A datum is a sequence of bits. A value is a sequence of bits and its interpretation. A value type is a set of values sharing a common interpretation.

We denote the datum assigned to a value x by x'. We say that x is coded by x'. Inversely, we say that x' has an decoding (interpretation) x. A datum without an interpretation has no meaning.

For example, characters are a fundamental value type. Suppose we have a set of three characters, {a,b,c} with codes given by the following table.

character code
a 0
b 10
c 110

In the above table, c and 110 are associated, i.e., c is coded as c' = 110 and c' is decoded as c.

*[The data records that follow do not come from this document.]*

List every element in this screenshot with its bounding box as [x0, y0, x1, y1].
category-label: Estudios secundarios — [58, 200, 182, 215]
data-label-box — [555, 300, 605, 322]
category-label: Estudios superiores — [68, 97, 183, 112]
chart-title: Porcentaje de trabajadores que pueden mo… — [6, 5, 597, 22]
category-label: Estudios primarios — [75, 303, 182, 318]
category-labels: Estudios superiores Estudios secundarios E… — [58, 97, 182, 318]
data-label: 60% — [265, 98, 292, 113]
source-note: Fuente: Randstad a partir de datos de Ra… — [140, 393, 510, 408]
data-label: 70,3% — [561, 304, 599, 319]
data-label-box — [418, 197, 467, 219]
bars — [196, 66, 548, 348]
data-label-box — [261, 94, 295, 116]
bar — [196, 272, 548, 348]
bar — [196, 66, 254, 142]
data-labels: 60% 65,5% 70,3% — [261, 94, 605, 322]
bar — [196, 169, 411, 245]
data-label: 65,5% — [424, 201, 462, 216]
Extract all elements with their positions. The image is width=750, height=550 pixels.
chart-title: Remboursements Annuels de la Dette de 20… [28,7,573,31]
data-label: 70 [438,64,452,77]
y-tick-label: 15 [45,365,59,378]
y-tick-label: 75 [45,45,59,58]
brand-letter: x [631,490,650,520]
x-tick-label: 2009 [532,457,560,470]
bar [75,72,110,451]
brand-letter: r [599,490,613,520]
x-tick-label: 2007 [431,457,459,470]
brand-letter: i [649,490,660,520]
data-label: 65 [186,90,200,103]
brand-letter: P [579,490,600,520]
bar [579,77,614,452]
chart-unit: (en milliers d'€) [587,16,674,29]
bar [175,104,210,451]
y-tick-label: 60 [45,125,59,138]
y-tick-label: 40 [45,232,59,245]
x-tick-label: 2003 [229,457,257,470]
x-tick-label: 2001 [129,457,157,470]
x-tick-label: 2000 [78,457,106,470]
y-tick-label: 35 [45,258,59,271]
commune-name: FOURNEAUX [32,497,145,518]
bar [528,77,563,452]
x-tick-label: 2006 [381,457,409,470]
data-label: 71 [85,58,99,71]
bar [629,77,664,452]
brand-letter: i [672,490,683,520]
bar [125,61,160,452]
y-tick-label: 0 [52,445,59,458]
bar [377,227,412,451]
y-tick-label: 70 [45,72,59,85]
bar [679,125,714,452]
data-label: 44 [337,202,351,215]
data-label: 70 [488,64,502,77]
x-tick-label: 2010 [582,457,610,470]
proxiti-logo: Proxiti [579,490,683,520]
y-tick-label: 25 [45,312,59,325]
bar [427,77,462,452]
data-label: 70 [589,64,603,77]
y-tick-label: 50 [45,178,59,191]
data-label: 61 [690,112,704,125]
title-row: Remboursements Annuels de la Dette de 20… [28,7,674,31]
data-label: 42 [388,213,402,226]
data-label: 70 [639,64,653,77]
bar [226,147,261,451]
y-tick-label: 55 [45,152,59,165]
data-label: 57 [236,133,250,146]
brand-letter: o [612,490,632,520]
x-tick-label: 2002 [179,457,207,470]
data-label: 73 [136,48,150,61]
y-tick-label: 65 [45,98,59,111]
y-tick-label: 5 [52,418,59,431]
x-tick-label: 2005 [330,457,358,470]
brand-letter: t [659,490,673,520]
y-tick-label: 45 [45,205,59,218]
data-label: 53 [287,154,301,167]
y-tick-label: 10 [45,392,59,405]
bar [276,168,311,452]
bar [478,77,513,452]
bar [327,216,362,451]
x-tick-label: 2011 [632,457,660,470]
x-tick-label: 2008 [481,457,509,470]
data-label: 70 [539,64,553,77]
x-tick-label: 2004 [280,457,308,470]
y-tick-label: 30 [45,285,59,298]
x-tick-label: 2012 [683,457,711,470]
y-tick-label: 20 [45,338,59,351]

remark: The codes in the above table are prefix-free codes. A sequence characters with prefix free codes may be unambiguously coded by simply concatenating the invidiaul codes, e.g., (a b c)' <-> 010110.

The interpretation of a value type is dictated by a set of operations. In the case of characters, we snuck in a lot of common understandings, e.g., the common understanding that the set of characters typically has an agreed upon order, i.e., alphabetic order.

To be explicit, we must also define these operations. For instance, using C++ notation, ordered sets have a less-than binary operator denoted by <(char,char) -> {0,1}. Given the way the characters are coded in the above table, the less-than operator has a definition equivalent to <(x,y) := <(|x'|, |y'|), where |x'| and |y'| are integer types with the common understanding of the less-than operator on integer types.

Binary operators apply to the Cartesian of the set of values. We may thus represent <(char, char) -> {0,1} with the equivalent definition given by the following table.

(char, char) <(char,char)
(a,a) 0
(a,b) 1
(a,c) 1
(b,a) 0
(b,b) 0
(b,c) 1
(c,a) 0
(c,b) 0
(c,c) 0

Codecs

The datums of a value type cannot exist without a computer (physical system) storing them in memory. The way a value type is implemented on a computer is denoted an object type.

A concept is a named set of requirements. Object type X implements the Codec concept for an object type Y if the following requirements are satisfied:

  1. X is a RegularType .

  2. X must have a public member type value_type, the type of the coded values, i.e., X::value_type.

  3. X must have an public member type size_type that is an Integer type and has a maximum value large enough to represent any coded value of type value_type.

  4. If objects of type value_type has a maximum encoding size, then it may have a public member function named maximum_bit_length that returns the maximum bit length of a coded value of type value_type.

  5. X must have a public member function compatible with the signature

template <OutputIterator O>
size_type X::encode(value_type, O);

that encodes a value of type value_type to the output iterator and returns the number of bits written. Typically, the encode function returns a value of type size_type to indicate how many bits were written to the output iterator, but it may return something else, like optional<size_type>, which evaluates to a size_type if successful and otherwise to null.

  1. X must have the member function with signature
template <InputIterator I>
optional<value_type> decode(I);

which decodes an encoded value of type value_type from the bits in an input iterator I.